Python + OpenOffice = Gelber Schnee.

Immernoch umständlich, immernoch schwierig.
lunar

Mittwoch 20. Februar 2008, 19:18

BlackJack hat geschrieben:@lunar: Hast Du Erfahrung mit xlrd oder warum ist COM der einzig praktikable Weg?
Nein, ich kannte die Bibliothek einfach nur nicht. Als Linuxer und überzeugter Anhänger freier Software hat man halt nicht viel mit Excel zu tun ;)
jens hat geschrieben:Da wir schon mal dabei sind... Wie sieht es mit OpenOffice aus? Die Excel Dateien in OO laden und dann irgendwie in Python laden, aber wie?
OpenOffice kann Excel laden, und es gibt UNO-Bindings für Python. Theoretisch steht dem also nichts im Weg, praktisch begegnet man sehr schnell der UNO-API, gegen die COM wie der siebte Himmel aussieht.

Die UNO-API stützt sich auf die selben Design-Prinzipien wie CORBA. So verwendet UNO ebenfalls IDL als Definitionsprache für Schnittstellen. In der API schlägt sich das schon so nieder, dass jede konkrete Klasse eine gleichwertige abstrakte Schnittstelle hat, auch wenn es nur eine einzige konkrete Implementation dieser Schnittstelle gibt. Außerdem entwickelt UNO komplizierteste Vererbungshierarchien. Dadurch ist die API extrem kompliziert, weitaus mehr, als der Notwendigkeit angemessen wäre. In Verbindung mit einer für Python-Entwickler ziemlich schlechten Dokumentation ist das tödlich. Diese Dokumentation ist eine genaue Repräsentation des UNO-Objektbaums, inklusive aller Schnittstellen. Diese API lässt sich aber natürlich prinzipbedingt nicht vollständig auf Python übertragen, so dass man vor der undankbaren Aufgabe steht, sich aus geschätzten 1000 Klassen die 100 rauszusuchen, mit denen man tatsächlich zu tun haben könnte.
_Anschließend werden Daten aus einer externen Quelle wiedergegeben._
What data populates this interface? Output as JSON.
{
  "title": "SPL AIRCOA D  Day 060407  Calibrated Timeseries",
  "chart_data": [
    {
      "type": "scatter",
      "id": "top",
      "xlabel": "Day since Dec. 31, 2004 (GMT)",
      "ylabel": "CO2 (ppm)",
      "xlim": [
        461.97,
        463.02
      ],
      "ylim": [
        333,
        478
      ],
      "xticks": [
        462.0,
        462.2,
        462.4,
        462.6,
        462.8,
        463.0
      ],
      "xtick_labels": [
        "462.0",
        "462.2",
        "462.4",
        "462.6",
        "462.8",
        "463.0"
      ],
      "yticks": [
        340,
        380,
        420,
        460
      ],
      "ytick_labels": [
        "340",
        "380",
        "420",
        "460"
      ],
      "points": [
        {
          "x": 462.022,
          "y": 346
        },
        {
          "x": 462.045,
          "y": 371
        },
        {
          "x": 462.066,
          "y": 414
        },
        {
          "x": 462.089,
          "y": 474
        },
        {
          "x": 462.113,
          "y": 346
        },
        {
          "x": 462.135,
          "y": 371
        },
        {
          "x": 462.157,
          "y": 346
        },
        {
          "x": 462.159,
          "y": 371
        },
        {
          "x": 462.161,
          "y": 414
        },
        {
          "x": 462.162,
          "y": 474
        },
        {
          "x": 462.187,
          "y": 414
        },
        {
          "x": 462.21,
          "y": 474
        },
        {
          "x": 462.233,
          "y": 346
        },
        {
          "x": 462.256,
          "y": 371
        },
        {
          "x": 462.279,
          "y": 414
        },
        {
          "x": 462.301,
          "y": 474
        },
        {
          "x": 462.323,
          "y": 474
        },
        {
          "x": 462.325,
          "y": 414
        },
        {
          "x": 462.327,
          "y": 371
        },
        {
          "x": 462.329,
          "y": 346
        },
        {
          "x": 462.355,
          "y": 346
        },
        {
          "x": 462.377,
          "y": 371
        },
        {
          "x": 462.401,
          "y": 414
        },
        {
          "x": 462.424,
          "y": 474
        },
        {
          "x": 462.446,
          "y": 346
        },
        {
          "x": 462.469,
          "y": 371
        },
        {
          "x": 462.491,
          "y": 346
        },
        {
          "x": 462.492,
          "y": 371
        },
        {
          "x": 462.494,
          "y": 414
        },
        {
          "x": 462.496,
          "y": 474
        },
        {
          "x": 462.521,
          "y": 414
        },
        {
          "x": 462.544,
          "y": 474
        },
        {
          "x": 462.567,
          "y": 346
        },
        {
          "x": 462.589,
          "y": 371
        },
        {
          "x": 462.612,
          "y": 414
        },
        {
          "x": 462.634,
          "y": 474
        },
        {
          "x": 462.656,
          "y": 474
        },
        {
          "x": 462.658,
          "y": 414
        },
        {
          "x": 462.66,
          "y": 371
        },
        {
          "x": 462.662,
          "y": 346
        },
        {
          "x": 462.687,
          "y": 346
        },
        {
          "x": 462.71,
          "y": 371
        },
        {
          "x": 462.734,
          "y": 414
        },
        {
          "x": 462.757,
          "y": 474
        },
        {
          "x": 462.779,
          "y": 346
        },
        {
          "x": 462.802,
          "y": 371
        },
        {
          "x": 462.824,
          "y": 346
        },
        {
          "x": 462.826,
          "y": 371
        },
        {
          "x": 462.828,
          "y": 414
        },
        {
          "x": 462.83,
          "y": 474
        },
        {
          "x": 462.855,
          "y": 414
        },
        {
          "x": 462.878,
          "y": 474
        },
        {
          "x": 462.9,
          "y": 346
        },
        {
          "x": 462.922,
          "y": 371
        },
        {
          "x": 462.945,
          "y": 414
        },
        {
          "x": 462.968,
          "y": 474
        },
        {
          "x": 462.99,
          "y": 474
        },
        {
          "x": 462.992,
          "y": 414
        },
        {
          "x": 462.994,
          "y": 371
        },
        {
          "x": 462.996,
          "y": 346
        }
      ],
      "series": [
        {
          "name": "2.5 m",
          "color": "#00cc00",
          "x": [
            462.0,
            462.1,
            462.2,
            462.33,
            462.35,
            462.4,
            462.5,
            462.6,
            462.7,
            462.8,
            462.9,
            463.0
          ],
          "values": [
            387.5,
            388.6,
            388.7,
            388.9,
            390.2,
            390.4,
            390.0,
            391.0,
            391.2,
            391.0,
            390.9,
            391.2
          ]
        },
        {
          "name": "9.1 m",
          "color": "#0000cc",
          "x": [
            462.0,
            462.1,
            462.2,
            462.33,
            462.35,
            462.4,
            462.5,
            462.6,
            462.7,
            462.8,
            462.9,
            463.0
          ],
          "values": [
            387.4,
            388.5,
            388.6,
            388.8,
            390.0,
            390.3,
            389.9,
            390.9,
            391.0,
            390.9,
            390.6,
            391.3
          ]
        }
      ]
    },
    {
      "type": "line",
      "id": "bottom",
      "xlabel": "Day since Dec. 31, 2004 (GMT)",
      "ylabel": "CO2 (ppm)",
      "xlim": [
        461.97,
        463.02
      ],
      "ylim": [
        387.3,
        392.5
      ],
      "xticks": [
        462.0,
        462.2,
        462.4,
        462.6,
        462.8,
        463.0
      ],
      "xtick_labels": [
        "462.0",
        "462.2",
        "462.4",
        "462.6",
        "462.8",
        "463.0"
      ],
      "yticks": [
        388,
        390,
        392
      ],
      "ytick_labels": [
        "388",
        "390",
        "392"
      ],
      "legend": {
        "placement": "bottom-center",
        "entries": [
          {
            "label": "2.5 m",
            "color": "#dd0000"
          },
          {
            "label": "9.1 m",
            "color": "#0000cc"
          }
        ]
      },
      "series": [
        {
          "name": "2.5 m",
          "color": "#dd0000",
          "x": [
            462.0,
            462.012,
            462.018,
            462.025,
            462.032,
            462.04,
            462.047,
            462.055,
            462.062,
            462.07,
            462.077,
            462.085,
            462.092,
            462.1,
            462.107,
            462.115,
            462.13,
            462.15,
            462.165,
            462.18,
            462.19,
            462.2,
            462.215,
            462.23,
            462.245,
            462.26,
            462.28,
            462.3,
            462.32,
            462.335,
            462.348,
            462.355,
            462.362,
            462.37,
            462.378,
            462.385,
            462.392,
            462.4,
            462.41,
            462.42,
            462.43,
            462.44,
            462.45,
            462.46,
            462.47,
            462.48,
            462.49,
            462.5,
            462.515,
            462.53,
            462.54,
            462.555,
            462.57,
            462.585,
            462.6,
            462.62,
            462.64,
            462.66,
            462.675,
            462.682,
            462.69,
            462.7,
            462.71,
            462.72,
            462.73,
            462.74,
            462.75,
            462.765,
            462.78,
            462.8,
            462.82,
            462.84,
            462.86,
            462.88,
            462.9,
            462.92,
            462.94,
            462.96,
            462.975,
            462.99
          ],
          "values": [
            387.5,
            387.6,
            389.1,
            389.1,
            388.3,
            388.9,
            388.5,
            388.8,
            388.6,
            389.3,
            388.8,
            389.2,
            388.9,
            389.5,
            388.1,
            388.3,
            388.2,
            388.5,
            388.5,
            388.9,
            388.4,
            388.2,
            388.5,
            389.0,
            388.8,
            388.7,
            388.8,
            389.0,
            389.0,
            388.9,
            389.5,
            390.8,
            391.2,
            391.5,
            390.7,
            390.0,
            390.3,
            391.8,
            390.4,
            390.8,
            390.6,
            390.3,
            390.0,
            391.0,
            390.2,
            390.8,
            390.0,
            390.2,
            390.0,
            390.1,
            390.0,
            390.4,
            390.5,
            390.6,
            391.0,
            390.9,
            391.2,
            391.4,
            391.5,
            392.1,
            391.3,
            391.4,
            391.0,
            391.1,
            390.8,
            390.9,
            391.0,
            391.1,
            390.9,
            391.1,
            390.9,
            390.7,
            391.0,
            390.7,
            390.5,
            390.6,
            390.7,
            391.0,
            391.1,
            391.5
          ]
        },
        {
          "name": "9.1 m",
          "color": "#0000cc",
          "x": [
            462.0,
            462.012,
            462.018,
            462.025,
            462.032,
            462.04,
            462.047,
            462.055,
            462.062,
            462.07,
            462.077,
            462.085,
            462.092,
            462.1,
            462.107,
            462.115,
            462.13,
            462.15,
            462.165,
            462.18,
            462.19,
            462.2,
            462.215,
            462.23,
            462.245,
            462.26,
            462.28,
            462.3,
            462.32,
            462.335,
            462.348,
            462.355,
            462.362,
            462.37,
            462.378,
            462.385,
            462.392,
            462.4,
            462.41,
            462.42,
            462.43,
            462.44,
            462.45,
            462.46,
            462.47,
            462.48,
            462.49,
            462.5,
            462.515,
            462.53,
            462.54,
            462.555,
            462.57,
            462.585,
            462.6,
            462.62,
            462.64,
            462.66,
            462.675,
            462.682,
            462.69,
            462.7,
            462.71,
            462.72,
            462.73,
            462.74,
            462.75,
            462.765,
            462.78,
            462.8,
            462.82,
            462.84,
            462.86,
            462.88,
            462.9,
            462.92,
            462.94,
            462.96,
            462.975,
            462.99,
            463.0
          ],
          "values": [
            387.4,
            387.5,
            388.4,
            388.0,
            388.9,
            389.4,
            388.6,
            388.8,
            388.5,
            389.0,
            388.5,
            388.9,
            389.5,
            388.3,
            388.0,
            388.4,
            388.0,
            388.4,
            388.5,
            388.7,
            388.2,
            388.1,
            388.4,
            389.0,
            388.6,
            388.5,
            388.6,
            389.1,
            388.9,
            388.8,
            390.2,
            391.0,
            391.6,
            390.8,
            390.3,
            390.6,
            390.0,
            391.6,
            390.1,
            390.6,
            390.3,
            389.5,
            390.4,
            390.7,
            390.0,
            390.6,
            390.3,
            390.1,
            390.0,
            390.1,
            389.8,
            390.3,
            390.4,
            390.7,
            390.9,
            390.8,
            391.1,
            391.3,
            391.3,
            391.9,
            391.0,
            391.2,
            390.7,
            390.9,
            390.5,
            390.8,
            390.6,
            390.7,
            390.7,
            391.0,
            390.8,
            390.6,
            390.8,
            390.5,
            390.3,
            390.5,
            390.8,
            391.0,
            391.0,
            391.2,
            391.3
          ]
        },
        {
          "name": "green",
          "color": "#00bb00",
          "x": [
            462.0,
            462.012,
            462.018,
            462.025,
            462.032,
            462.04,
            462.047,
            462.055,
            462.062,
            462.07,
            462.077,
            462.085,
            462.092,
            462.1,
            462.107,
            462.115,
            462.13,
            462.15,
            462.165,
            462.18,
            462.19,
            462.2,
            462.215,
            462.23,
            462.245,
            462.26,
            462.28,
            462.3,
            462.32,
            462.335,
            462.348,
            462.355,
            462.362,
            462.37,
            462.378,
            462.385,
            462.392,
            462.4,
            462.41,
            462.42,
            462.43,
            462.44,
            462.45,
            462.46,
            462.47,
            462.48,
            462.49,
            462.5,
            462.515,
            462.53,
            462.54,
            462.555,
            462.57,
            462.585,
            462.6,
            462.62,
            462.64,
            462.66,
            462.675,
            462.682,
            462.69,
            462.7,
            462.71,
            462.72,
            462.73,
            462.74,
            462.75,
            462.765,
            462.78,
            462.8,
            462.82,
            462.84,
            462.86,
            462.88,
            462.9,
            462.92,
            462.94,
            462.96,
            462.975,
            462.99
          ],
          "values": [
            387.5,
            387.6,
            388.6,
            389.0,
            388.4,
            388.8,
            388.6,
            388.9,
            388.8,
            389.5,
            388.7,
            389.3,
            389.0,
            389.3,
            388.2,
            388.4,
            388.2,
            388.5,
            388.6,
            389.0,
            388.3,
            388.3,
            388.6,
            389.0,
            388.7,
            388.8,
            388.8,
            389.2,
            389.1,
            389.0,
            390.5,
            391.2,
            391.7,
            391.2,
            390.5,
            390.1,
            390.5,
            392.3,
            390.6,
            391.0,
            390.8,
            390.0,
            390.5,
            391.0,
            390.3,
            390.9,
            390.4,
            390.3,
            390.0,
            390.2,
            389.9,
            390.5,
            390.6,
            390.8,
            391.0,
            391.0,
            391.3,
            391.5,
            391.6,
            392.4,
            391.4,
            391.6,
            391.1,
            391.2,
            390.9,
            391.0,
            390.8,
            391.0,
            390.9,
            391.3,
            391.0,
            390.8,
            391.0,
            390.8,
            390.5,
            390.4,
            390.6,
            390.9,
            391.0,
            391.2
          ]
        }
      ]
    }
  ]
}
Das es besser geht, zeigt kross, die neue Skripting-Engine von KOffice. KSpread mit Python anzusteuern, ist vom Standpunkt der API betrachtet ein reines Vergnügen. Allerdings war kross vor einem halben Jahr, als ich es getestet habe, reichlich unausgereift, was sich desöfteren in gewissen Merkwürdigkeiten gezeigt hat. Außerdem sind die Excel-Konverter von KOffice bei weitem nicht so gut wie die von OpenOffice.
Zuletzt geändert von lunar am Mittwoch 20. Februar 2008, 19:29, insgesamt 1-mal geändert.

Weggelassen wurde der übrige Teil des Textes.